Los profesores eran en aquella época personajes susceptibles de leyenda. Con facilidad, a través de hermanos mayores o de chismorreos de pasillo, corrían anécdotas que si reunían las suficientes dosis de truculencia se convertían rápidamente en historias que conformaban un perfil legendario, muchas veces con tintes casi escatológicos. Los profesores entonces no tenían vida propia, privada, fuera de su condición del colegio pero tenían autoridad, tenían el carisma que da una cierta inaccesibilidad. Las leyendas contribuian a ese halo y por lo tanto raras veces eran desmontadas o negadas, porque a ellos les venía bien esa transformación de persona en personaje.
Todos tenían mote. Y todos tenían un dicho o latiguillo, que, según la hagiografía no autorizada de los mismos, utilizaban al enmendar la plana a algún alumno: ninguno de nosotros lo oyó jamás, pero juraríamos que "el Willy" decía aquello de "....oiga, que tengo el labio partido y no me puedo reir" cuando alguien se equivocaba de respuesta, latiguillo que pegaba muy bien con su aspecto de ex-jugador de rugby con la rodilla machacada que le apartó de una carrera deportiva plagada de éxitos (fabella dixit).
Ninguno lo vimos jamás, pero juraríamos que "el Jimmy Calavera" arrancaba los pelos a puñados cuando te tiraba de la patilla por no saber la lección de Geografía.

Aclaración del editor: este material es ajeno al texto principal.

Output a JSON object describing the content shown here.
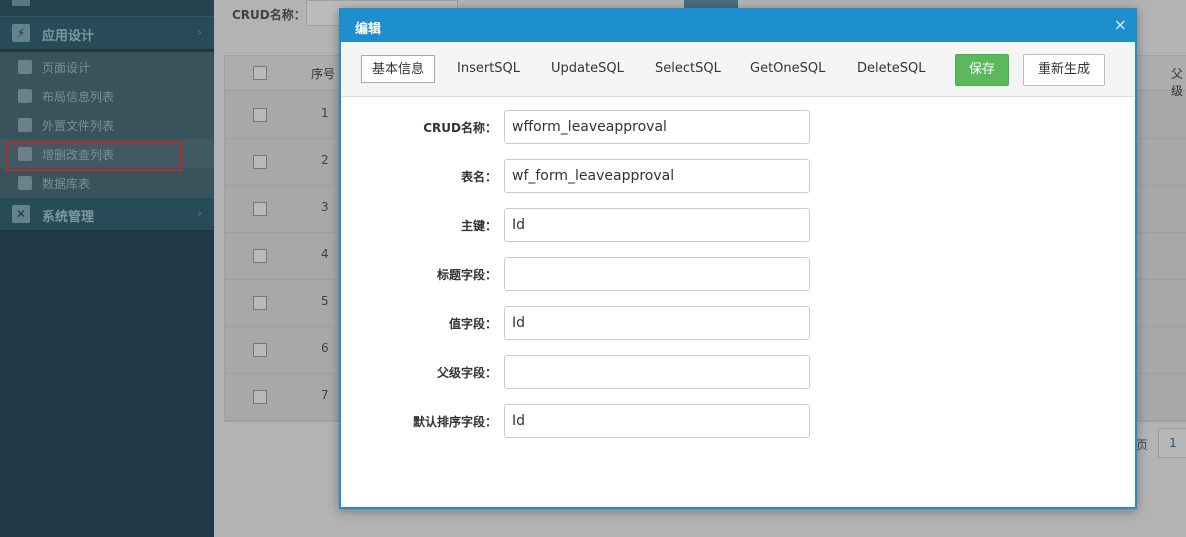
{
  "sidebar": {
    "groups": [
      {
        "label": "应用设计",
        "icon": "lightning-icon"
      },
      {
        "label": "系统管理",
        "icon": "tools-icon"
      }
    ],
    "items": [
      {
        "label": "页面设计",
        "icon": "wrench-icon"
      },
      {
        "label": "布局信息列表",
        "icon": "layout-icon"
      },
      {
        "label": "外置文件列表",
        "icon": "file-icon"
      },
      {
        "label": "增删改查列表",
        "icon": "document-icon"
      },
      {
        "label": "数据库表",
        "icon": "table-icon"
      }
    ]
  },
  "background": {
    "search_label": "CRUD名称：",
    "table_headers": {
      "seq": "序号",
      "parent": "父级"
    },
    "rows": [
      "1",
      "2",
      "3",
      "4",
      "5",
      "6",
      "7"
    ],
    "pager": {
      "text": "页",
      "page": "1"
    }
  },
  "modal": {
    "title": "编辑",
    "close_glyph": "×",
    "tabs": [
      "基本信息",
      "InsertSQL",
      "UpdateSQL",
      "SelectSQL",
      "GetOneSQL",
      "DeleteSQL"
    ],
    "save_label": "保存",
    "regenerate_label": "重新生成",
    "fields": [
      {
        "label": "CRUD名称：",
        "value": "wfform_leaveapproval"
      },
      {
        "label": "表名：",
        "value": "wf_form_leaveapproval"
      },
      {
        "label": "主键：",
        "value": "Id"
      },
      {
        "label": "标题字段：",
        "value": ""
      },
      {
        "label": "值字段：",
        "value": "Id"
      },
      {
        "label": "父级字段：",
        "value": ""
      },
      {
        "label": "默认排序字段：",
        "value": "Id"
      }
    ]
  },
  "colors": {
    "modal_header": "#1e8fcd",
    "save_button": "#5cb85c",
    "highlight_box": "#e03c3c",
    "sidebar": "#2a4a58"
  }
}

De "el Ruano" la leyenda nunca refrendada afirmaba que era entrenador de beisbol (así escrito en su grafía castellana) y que había vivido en América, lo que unido a sus gafas de altísima graduación le permitía derrapes intelectuales en clase que nadie ponía en duda.
Otras excentricidades sí que estaban clara y fehacientemente contrastadas, como en el caso de "el Peláez" que iniciaba todas sus clases con media pastillita de Hibitane y un cigarrillo, que encendía y con la primera calada soplaba encima de la mesa para barrer cualquier hebra, ceniza o resto del Hibitane, moviéndo la cabeza de lado a lado para abarcar toda la superficie.

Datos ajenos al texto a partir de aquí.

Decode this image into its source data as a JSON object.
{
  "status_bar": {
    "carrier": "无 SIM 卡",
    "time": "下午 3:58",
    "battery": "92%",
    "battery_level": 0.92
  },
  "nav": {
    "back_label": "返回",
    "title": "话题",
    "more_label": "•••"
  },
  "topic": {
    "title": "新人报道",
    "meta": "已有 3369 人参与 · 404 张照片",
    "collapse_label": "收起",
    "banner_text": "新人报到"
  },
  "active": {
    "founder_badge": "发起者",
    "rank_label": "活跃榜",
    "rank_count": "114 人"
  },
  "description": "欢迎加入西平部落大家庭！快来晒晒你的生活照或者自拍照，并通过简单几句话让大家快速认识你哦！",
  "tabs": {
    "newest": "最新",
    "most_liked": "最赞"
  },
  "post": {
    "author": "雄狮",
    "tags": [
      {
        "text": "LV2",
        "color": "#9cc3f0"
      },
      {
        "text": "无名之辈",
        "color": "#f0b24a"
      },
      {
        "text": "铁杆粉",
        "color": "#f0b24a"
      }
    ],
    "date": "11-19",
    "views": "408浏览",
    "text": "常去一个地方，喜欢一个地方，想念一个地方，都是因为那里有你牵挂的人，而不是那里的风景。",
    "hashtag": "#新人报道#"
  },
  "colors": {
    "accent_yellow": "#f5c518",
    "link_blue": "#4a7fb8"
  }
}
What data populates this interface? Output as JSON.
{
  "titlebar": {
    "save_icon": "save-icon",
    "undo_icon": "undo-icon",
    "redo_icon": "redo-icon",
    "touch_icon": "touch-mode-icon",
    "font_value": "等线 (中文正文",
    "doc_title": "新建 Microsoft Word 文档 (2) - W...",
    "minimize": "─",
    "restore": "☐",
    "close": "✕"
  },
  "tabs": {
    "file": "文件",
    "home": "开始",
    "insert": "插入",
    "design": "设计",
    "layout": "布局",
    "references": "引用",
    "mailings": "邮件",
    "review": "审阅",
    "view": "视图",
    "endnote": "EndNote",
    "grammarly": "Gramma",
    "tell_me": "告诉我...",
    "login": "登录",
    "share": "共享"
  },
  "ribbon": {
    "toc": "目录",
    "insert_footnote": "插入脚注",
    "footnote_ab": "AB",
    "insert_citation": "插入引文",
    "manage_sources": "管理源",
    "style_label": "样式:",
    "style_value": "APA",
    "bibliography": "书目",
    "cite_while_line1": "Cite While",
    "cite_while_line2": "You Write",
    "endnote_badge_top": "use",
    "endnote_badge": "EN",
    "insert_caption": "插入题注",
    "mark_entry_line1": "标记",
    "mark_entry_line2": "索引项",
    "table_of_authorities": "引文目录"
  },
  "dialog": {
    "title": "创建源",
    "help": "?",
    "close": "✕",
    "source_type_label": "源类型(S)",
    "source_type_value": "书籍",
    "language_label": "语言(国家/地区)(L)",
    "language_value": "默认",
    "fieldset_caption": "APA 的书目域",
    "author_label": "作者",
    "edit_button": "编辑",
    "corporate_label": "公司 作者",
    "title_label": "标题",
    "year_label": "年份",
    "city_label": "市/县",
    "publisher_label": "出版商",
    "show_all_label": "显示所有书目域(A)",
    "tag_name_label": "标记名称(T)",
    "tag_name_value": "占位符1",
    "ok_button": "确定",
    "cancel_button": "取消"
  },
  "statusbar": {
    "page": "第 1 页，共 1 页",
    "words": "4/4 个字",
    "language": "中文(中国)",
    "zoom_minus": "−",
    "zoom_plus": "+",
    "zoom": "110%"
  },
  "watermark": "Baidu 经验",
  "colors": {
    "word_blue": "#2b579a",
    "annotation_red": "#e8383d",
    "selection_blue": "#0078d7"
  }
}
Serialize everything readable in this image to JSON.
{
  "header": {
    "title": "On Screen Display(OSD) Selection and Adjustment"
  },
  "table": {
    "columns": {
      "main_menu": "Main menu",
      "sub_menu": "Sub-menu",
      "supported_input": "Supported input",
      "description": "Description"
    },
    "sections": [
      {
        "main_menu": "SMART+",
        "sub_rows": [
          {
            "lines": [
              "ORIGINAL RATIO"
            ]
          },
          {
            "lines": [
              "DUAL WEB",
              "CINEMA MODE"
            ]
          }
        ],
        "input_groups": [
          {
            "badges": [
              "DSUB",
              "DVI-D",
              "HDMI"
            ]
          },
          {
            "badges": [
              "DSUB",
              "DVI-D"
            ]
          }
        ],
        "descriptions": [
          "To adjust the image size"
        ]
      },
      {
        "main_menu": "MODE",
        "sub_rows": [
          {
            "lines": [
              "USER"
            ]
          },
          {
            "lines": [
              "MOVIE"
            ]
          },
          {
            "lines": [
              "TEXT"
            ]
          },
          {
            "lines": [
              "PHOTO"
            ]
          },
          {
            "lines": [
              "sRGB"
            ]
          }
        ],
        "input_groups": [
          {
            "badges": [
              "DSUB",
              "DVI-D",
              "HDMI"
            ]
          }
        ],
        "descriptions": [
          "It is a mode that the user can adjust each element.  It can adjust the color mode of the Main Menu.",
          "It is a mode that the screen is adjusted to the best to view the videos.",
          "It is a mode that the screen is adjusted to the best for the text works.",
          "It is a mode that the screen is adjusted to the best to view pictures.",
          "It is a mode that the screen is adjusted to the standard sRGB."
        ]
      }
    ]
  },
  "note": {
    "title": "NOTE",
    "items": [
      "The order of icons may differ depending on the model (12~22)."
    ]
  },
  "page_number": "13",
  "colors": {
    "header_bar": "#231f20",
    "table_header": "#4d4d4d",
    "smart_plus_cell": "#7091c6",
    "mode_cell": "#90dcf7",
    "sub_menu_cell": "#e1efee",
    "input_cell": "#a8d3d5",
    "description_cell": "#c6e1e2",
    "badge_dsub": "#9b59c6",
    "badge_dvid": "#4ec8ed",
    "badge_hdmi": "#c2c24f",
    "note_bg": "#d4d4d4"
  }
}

O el caso de aquel otro profesor que como estrategia correctora de sus alumnos menos aplicados, los llamaba a situarse de pie sobre una baldosa determinada, justo delante de su mesa. Entonces él se ponía delante y desde la altura que le daba el estrado dejaba caer el borrador de la pizarra sobre la cabez del infeliz, que, más que por el dolor, quedaba envuelto en una nube de tiza.
Tampoco eran leyenda los "cariños" y "caricias" que cierto fraile nos dispensaba cuando nos ofreciamos voluntarios para hacer de monaguillos en sus misa diaria, a las doce de la mañana, con el doble objetivo de saltarnos una hora de clase y darle un buen tiento al vino de consagrar de la sacristía.
Leyendo estos recuerdos alguno podría deducir que la experienca resultara en traumática, que los excesos verbales nos quitaban dignidad, que los golpes eran maltratos y las caricias, abusos deshonestos. Alguno ha hecho una película o escrito un drama con menos. Sin embargo yo no lo veo así, sino parte del paisaje de una época, de un tiempo que no tiene continuidad ni razón de ser ahora, pero que entonces nos permitió crecer, aprender y madurar para enfentarnos a un mundo que iba a cambiar, con experiencias reales y personajes de carne y hueso.
Ahora los niños están expuestos a todo eso y más pero de forma aséptica, lejana porque lo ven y lo experimentan a través de la televisión o el ordenador. Pero eso será objeto de otro comentario.